After dinner, we took the kids out to the front yard and let them explore. It was the first time we turned them loose to roam in the yard. We have Saint Augustine grass, which is the most prickly, nasty grass in the history of the world. The kids decided to do bear crawls through it and then crawl on the pavement rather than be in the grass. Like always, Mal was in hot pursuit of her brother most of the time, but she had a blast doing it around the yard. Micah and I even took a little stroll around the front of the house to admire the landscaping.

Finally, the last treat of the Fourth a JOO-lie was the best; the kids got to have ice cream for the first time. Although Micah didn't trust it at first, the pictures don't do it justice, they both could not get enough of it. Once we finished the treat, Mal licked the bowl. As soon as Micah realized she was getting some more ice cream by doing that, he took the bowl away from her, and then scooted it across the sidewalk, preventing anyone from licking any more ice cream from the bowl. Mal chased, but to no avail.

As for the other big Fourth a JOO-lie tradition, firecrackers will have to wait for next year. As with everything else here on Eastern time, they start late. We decided it would not be cool to keep the kids up for over three hours just to let them be scared of the explosions in the sky, so we put them to bed only an hour later than normal.

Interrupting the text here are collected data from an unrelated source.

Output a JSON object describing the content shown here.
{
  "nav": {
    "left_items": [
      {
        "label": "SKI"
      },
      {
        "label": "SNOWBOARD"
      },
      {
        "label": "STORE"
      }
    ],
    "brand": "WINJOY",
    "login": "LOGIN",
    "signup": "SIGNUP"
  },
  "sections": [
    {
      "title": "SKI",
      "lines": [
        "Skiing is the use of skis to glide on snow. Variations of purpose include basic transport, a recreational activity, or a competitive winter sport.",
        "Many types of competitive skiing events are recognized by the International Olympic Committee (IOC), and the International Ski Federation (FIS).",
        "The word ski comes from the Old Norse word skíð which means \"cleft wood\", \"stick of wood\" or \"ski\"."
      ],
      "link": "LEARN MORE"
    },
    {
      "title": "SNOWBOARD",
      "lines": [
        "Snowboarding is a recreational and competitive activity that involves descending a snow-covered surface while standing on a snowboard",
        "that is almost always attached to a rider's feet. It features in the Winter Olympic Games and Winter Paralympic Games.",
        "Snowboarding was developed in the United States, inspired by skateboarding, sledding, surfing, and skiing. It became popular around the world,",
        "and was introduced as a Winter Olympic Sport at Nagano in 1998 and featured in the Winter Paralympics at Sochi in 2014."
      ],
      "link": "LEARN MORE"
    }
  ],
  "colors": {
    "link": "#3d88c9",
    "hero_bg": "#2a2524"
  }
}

However, that gives the kids something to look forward to next year. Maybe by then, since we'll be living back in a Northern state, I'll let Rachel pronounce the holiday as the Fourth of July.

Epilogue: For those of you worried that Mal didn't get to catch Micah and the ice cream dish, I just wanted to show what does happen when she actually gets her mitts on Micah. He has a good reason to run; Mal takes whatever he is playing with whenever she gets to him. It usually turns out like this, as when Mal commandeered the walker earlier in the day, when Rachel was trying to get a nice picture of the kids in their church clothes: no such luck.

Happy Fourth a JOO-lie y'all.

1 comment:

  1. I remember the "different" pronunciations from when we lived in Texas for 2 years. When I started saying I was "fixin' " to do something, I stopped talking Southern right then.

    Favorite 4th a JOO-lie memory, Lori, at 3 mo. old, laughing out loud for the first time at her cousins, Christine and Rachel, playing with sparklers in Nana and Poppy's back patio. 1985.